Meathead is the gym teacher and the football coach. He's an ass.
End of discussion.

Why we call him Meathead is beyond my understanding. I don't even know the guy's real name. He's a scary looking man though. King Kong's brother maybe. With a full beard, a very shiny head - he's bald - and just.....packed with meat, I guess.

Word of advice though. When he shouts or blows his whistle, run. Don't think or do anything but run.

One scary ass motherfucker he is.

Apparently I'm twenty minutes late, and I skipped yesterday. I think I skipped Wednesday too. Don't remember. Meathead made me stand in front of the class and shouted mean things to me. I won't even repeat it.

Meathead turns to Trevor and snarls before barking at him to stand next to me. I may not fear other things but Meathead is on my short list of fears.

"Hurry it up, curly!" He shouts at Trevor's slow pace.

Standing next to me - facing the bleachers, one filled with our class - Trevor mumbles curses under his breath when he had to quicken his pace with a limp.

Meathead heard him. I repeat, Meathead heard him!

"What was that, curly?! Speak up! I can't hear you!" I swallowed a lump in my throat, avoiding Meatheads gaze and scooting a little further from Trevor.

Hell no am I going down with curly.

Trevor meets Meatheads cold gaze with his own. Not good. "Then that's too bad."

Along with everyone, I stare at Trevor with wide eyes. Did he just - does he have a death wish?!

"Excuse me?!" Meathead grips his clipboard.

Don't piss him off.
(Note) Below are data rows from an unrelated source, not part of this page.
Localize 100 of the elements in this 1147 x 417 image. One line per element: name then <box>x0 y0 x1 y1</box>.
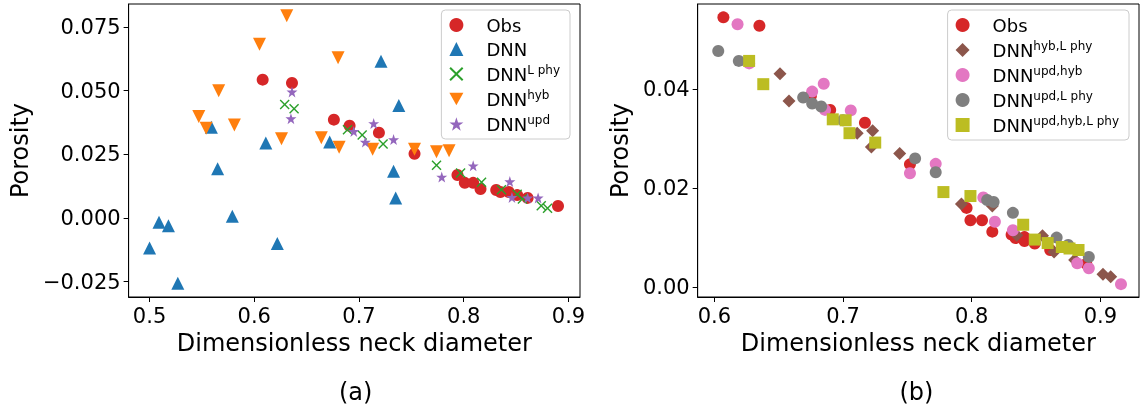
point <box>280 9 294 23</box>
point <box>442 144 456 158</box>
point <box>731 18 744 31</box>
point <box>964 190 977 203</box>
point <box>388 134 400 146</box>
legend-label: Obs <box>486 14 522 36</box>
point <box>954 197 968 211</box>
point <box>1082 250 1095 263</box>
point <box>817 77 830 90</box>
point <box>359 136 371 148</box>
point <box>225 209 239 223</box>
point <box>929 166 942 179</box>
point <box>797 91 810 104</box>
point <box>408 142 422 156</box>
point <box>937 186 950 199</box>
point <box>476 177 487 188</box>
legend-label: Obs <box>992 14 1028 36</box>
point <box>286 76 298 89</box>
point <box>986 225 999 238</box>
point <box>357 129 368 140</box>
point <box>806 85 819 98</box>
point <box>1115 278 1127 291</box>
point <box>843 127 856 140</box>
point <box>332 140 346 154</box>
x-tick-label: 0.9 <box>551 303 586 328</box>
y-tick-label: 0.000 <box>60 206 121 231</box>
x-tick-label: 0.8 <box>955 303 989 328</box>
legend-label: DNN <box>486 38 528 60</box>
point <box>866 124 880 138</box>
x-tick-label: 0.6 <box>697 303 732 328</box>
point <box>1041 237 1054 250</box>
point <box>275 132 289 146</box>
point <box>374 54 388 68</box>
point <box>378 138 389 149</box>
point <box>212 84 226 98</box>
point <box>815 100 828 113</box>
x-axis-title: Dimensionless neck diameter <box>740 328 1097 357</box>
y-tick-label: 0.075 <box>60 14 121 39</box>
point <box>436 171 448 183</box>
point <box>161 219 175 233</box>
x-tick-label: 0.8 <box>447 303 481 328</box>
point <box>506 191 518 203</box>
point <box>314 131 328 145</box>
text: (a) <box>339 378 373 406</box>
point <box>430 145 444 159</box>
x-tick-label: 0.9 <box>1083 303 1118 328</box>
point <box>712 45 725 58</box>
point <box>504 176 516 188</box>
point <box>1017 218 1030 231</box>
point <box>152 215 166 229</box>
point <box>467 160 479 172</box>
point <box>279 99 290 110</box>
y-tick-label: 0.04 <box>642 77 690 102</box>
point <box>431 160 442 171</box>
point <box>773 67 787 81</box>
point <box>496 184 507 195</box>
point <box>826 113 839 126</box>
point <box>782 94 796 108</box>
x-tick-label: 0.7 <box>342 303 376 328</box>
point <box>988 215 1001 228</box>
point <box>227 118 241 132</box>
point <box>387 164 401 178</box>
y-tick-label: −0.025 <box>42 269 121 294</box>
y-axis-title: Porosity <box>6 102 34 199</box>
point <box>552 200 565 213</box>
point <box>757 78 770 91</box>
point <box>331 51 345 65</box>
point <box>256 73 269 86</box>
point <box>1104 270 1118 284</box>
point <box>1082 262 1095 275</box>
point <box>455 167 466 178</box>
point <box>1006 224 1019 237</box>
point <box>893 146 907 160</box>
y-tick-label: 0.050 <box>60 78 121 103</box>
point <box>211 162 225 176</box>
point <box>964 214 977 227</box>
point <box>1028 233 1041 246</box>
point <box>270 237 284 250</box>
x-tick-label: 0.6 <box>237 303 271 328</box>
text: (b) <box>899 378 934 406</box>
point <box>348 125 360 137</box>
point <box>285 113 297 125</box>
y-tick-label: 0.025 <box>60 142 121 167</box>
point <box>253 37 267 51</box>
point <box>323 135 337 149</box>
point <box>192 110 206 124</box>
point <box>143 241 157 255</box>
point <box>259 136 273 150</box>
y-tick-label: 0.02 <box>642 176 690 201</box>
point <box>289 103 300 114</box>
point <box>909 152 922 165</box>
point <box>368 117 380 129</box>
point <box>199 121 213 135</box>
point <box>976 214 989 227</box>
y-tick-label: 0.00 <box>642 275 690 300</box>
point <box>171 276 185 290</box>
x-axis-title: Dimensionless neck diameter <box>176 328 533 357</box>
point <box>1006 206 1019 219</box>
point <box>542 203 553 214</box>
x-tick-label: 0.5 <box>132 303 167 328</box>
Don't piss him of--

"Never mind, you probably won't hear it the second time either. Why bother?" Trevor shrugs, not bothering to hide his smirk.

The gym is immediately filled with murmurs and various gasp as the class - including myself - take in the scene unfolding before us with fearful eyes. This has never happened before. No one ever stood up against Meathead.

Until Trevor. The fucker.

Meatheads nostrils flare, his face turning a beet red color and then inhales deeply, blowing his whistle. The high pitched shriek bouncing off the walls.

None of us had the time to cover. His whistle could blow out your ear drums. I cover my ears the best I could. A couple kids groan, even Trevor, who is bent over trying to protect what's left of his ear drums.

"Everyone Outside! NOW!" Meathead's voice booms. We all scramble out the gym, heading for the tracks.

Trevor thankfully followed, not saying anything and stands next to me. I don't comment because Meathead storms outside with a menacing look.

I heard that some nerd kid pissed his pants when Meathead gave him this very look last year. He was never seen again. Probably homeschooled.

He saunters over to where we huddled, "ten laps! Don't finish, ya don't leave! No breaks! You stop, you start over!"